I find that LPN2 failed to comply with Petitioner’s IPCP because LPN2 did not wear gloves when administering medication to a resident. However, I do not find that LPN2 was in violation of the IPCP by wearing a facemask instead of a respirator when not providing care to a resident.
Although CMS cites training provided to staff in April 2020 as the basis for saying that LPN2 failed to properly wear a respirator mask, the training only stated that staff working on the third floor had to wear PPE while on the third floor. P. Ex. 36 at 44; CMS Ex. 3 at 6. A facemask is considered PPE and the training information did not specify that a respirator was necessary. As indicated earlier in this decision, the IPCP requires a respirator when staff are providing care to residents. There is no reason to believe that LPN2 was providing care when observed with the facemask. Interestingly, shortly after the observation of LPN2 with a facemask, the surveyor observed LPN2 go to a resident to administer medication and LPN2 was wearing a respirator at that time. CMS Ex. 1 at 7.

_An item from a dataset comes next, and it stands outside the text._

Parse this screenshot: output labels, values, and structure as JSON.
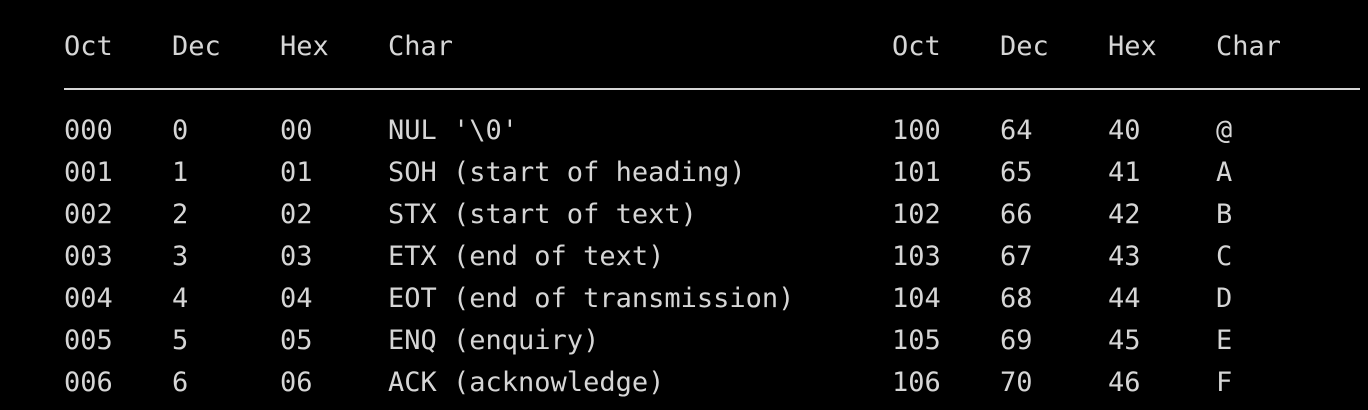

However, there is also no doubt that LPN2 was required to wear gloves when providing care to a resident by providing the resident with a medication. The IPCP provides for “additional” infection control recommendations for suspected cases in the facility. These include implementing universal source control (facemask or face coverings) while in the facility; wearing full PPE per CDC guidelines for the care of any resident with known or suspected COVID-19; and wearing all recommended COVID-19 PPE for the care of residents on an affected unit (or facility-wide if cases are widespread), including both symptomatic and asymptomatic residents. CMS Ex. 2 at 37. CDC’s April 13, 2020 revised guidelines make it clear that both hand hygiene and wearing gloves is necessary when having contact with residents who are suspected of having COVID-19. P. Ex. 15 at 5-7.
Petitioner asserts that LPN2’s failure to wear gloves when administering medication to a resident could not pose the risk of more than minimal harm to residents so long as LPN2 washed her hands before taking the medication to the resident. Petitioner points out that the surveyor did not see whether LPN2 washed her hands. However, this does not mean that Petitioner prevails on this argument. The surveyor’s observation of LPN2’s failure to wear gloves is enough to make a prima facie showing of a deficiency, and it was then incumbent on Petitioner to show substantial compliance. As mentioned above, Petitioner did not provide written testimony from LPN2 or other evidence that LPN2 washed her hands before taking the medication to the resident. Given that LPN2 failed to follow the IPCP and wear gloves, there is no reason for me to presume that LPN2 had washed her hands.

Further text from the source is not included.